I am a lecturer of history at Kennesaw State University. I decided to pursue a career in academia after working for nine years as a daily newspaper reporter, earning my doctorate in 2012 from the College of William and Mary. I specialize in U.S. history — especially African American, U.S. South, and journalism history — but have wide-ranging research and teaching interests.
In the Archives: My research focuses on African Americans’ fight for racial justice, particularly from Reconstruction to the recent past. I explore issues concerning radicalism in black civic life, racial representation, black internationalism, black print culture, and the role of ordinary people in social movements.

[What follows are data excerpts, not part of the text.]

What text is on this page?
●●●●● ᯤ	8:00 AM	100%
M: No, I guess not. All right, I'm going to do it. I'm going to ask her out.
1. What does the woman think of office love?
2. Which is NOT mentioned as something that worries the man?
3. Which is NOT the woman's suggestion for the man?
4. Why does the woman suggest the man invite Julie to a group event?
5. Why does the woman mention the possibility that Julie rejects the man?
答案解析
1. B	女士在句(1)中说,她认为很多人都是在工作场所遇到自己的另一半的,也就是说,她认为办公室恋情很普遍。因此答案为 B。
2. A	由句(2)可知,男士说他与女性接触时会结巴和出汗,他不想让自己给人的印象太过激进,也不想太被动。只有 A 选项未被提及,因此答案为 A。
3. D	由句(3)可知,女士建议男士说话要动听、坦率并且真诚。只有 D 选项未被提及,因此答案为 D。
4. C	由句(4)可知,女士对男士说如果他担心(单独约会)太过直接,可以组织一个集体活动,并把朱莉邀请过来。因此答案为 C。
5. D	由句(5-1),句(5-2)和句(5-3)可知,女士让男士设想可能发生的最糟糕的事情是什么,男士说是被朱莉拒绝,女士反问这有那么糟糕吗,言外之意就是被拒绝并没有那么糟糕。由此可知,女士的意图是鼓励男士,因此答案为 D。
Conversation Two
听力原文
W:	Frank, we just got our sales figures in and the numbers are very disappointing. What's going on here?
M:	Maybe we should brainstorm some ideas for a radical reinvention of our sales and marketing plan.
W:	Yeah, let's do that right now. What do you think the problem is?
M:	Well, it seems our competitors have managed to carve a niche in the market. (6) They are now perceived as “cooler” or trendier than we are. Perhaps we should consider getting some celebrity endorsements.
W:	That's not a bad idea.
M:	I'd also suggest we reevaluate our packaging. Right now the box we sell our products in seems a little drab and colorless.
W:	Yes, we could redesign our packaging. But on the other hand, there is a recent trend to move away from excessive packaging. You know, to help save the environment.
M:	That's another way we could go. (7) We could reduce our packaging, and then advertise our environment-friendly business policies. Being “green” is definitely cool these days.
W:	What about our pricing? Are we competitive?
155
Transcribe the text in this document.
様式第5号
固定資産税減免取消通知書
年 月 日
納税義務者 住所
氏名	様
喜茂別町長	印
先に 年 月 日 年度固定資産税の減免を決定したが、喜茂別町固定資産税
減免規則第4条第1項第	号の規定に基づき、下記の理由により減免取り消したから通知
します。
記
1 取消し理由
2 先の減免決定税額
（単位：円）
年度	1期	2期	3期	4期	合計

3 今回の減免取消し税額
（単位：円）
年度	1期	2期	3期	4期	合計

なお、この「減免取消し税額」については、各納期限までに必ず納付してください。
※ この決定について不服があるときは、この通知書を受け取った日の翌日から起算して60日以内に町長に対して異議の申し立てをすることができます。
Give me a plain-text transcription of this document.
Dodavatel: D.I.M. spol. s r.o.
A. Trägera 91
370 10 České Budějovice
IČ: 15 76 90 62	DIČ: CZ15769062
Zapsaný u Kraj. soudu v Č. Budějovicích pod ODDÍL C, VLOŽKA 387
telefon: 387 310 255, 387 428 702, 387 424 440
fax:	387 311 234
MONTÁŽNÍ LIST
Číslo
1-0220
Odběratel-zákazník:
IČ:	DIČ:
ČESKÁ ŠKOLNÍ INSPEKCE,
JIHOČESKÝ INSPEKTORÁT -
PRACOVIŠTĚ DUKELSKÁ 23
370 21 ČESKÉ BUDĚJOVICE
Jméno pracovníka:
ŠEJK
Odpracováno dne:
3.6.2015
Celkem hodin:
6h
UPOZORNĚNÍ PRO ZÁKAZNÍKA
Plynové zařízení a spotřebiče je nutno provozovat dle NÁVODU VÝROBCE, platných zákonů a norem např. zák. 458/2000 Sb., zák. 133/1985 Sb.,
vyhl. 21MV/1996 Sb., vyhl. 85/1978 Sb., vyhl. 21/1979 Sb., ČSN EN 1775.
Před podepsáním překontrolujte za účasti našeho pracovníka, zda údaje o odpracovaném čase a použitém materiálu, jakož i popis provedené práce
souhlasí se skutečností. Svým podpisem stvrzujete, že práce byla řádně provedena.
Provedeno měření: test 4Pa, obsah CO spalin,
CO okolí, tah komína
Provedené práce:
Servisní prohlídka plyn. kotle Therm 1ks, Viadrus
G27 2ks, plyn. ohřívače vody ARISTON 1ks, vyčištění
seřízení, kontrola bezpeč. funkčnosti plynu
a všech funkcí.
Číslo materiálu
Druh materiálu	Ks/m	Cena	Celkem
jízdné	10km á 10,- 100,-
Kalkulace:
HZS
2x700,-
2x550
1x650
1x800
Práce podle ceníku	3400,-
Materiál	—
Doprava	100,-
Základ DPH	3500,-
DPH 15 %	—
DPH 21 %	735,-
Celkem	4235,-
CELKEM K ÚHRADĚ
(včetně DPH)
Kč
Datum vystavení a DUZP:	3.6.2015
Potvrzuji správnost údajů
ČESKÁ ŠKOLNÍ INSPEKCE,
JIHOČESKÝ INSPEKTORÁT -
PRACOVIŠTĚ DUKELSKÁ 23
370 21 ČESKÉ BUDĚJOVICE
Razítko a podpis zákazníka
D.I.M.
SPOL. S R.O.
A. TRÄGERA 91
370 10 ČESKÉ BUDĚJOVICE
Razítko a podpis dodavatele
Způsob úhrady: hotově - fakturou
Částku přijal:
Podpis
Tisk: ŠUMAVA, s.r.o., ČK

My book – Race News: Black Journalists and the Fight for Racial Justice in the Twentieth Century (Urbana: University of Illinois Press, 2017) – provides the first sustained scholarly analysis of the political and professional evolution of modern black journalism. I analyze the commercial black press’ contentious working relationship with the alternative black press and its thorny interactions with a repressive federal government and hostile white media to explain how shifting toleration of progressive politics reconfigured how black journalists wrote and covered the news.
Race News won the 2018 Best Journalism and Mass Communication History Book Award from the History Division of the Association for Education in Journalism and Mass Communication (AEJMC) and was a named a finalist for AEJMC’s 2018 Tankard Award.

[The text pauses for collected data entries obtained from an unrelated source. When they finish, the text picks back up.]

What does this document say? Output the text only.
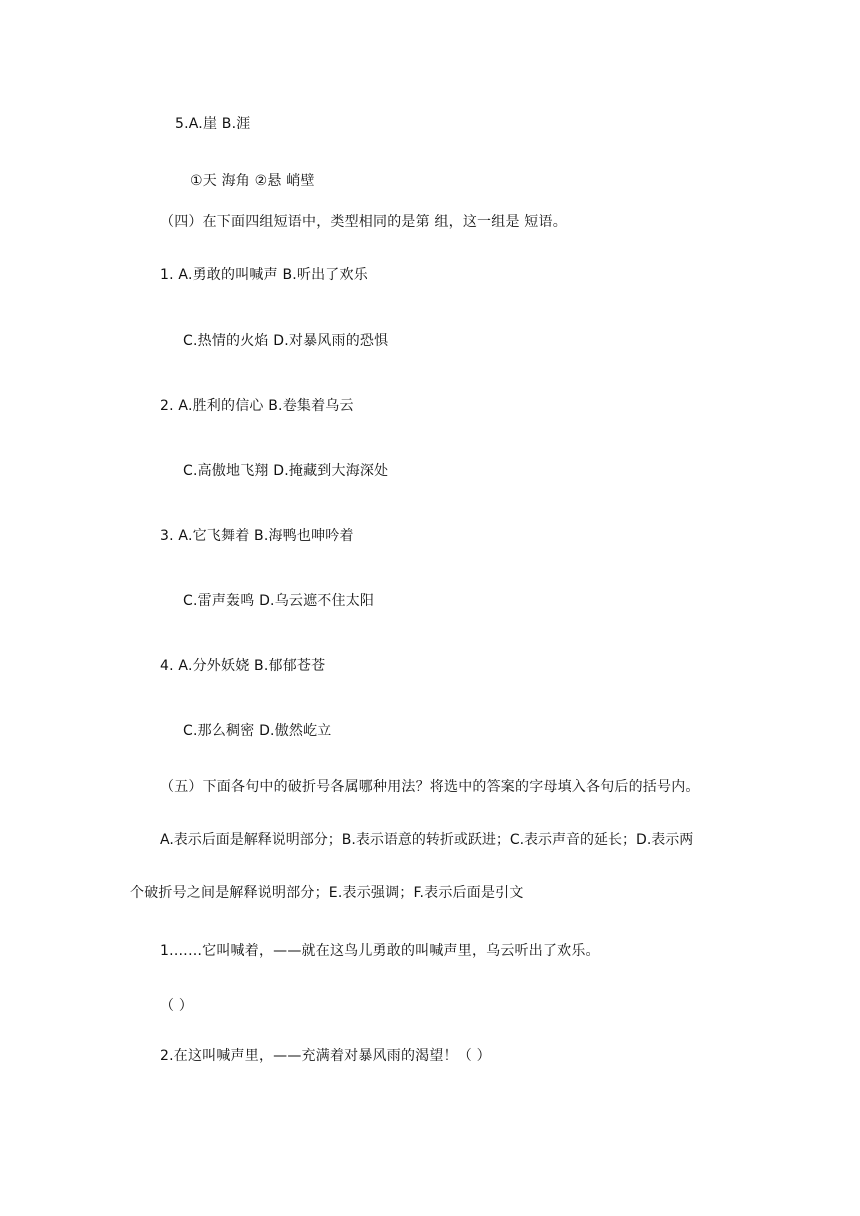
5.A.崖 B.涯
①天 海角 ②悬 峭壁
（四）在下面四组短语中，类型相同的是第 组，这一组是 短语。
1. A.勇敢的叫喊声 B.听出了欢乐
C.热情的火焰 D.对暴风雨的恐惧
2. A.胜利的信心 B.卷集着乌云
C.高傲地飞翔 D.掩藏到大海深处
3. A.它飞舞着 B.海鸭也呻吟着
C.雷声轰鸣 D.乌云遮不住太阳
4. A.分外妖娆 B.郁郁苍苍
C.那么稠密 D.傲然屹立
（五）下面各句中的破折号各属哪种用法？将选中的答案的字母填入各句后的括号内。
A.表示后面是解释说明部分；B.表示语意的转折或跃进；C.表示声音的延长；D.表示两
个破折号之间是解释说明部分；E.表示强调；F.表示后面是引文
1.……它叫喊着，——就在这鸟儿勇敢的叫喊声里，乌云听出了欢乐。
（ ）
2.在这叫喊声里，——充满着对暴风雨的渴望！（ ）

In the Classroom: My courses reflect my interest in race and ethnicity, democracy and civil rights, work and labor, and desire to push beyond national borders. I have taught two-semester sequences in U.S. history, African American history, and World Civilizations, as well as the African Diaspora, Shaping of the Modern World, and History of North Carolina.
My experience working with diverse student populations (including those at a large public university, urban Catholic university, small liberal arts college, two historically black universities, and a community college system) spurred me to diversify my course activities and assessments to better suit the learning needs of today’s students. My courses are designed to activate different components of intelligence to encourage students to explain and contextualize, not merely memorize and repeat. Students engage in multimodal, active-learning assessments that include group discussions, role-playing activities, classroom debates, oral presentations, short quizzes, argumentative essays, and document-based exams. By providing a variety of assessments, I allow students to show their mastery of learning objectives, even if they struggle with analytical writing or public speaking. I offer courses face-to-face and online.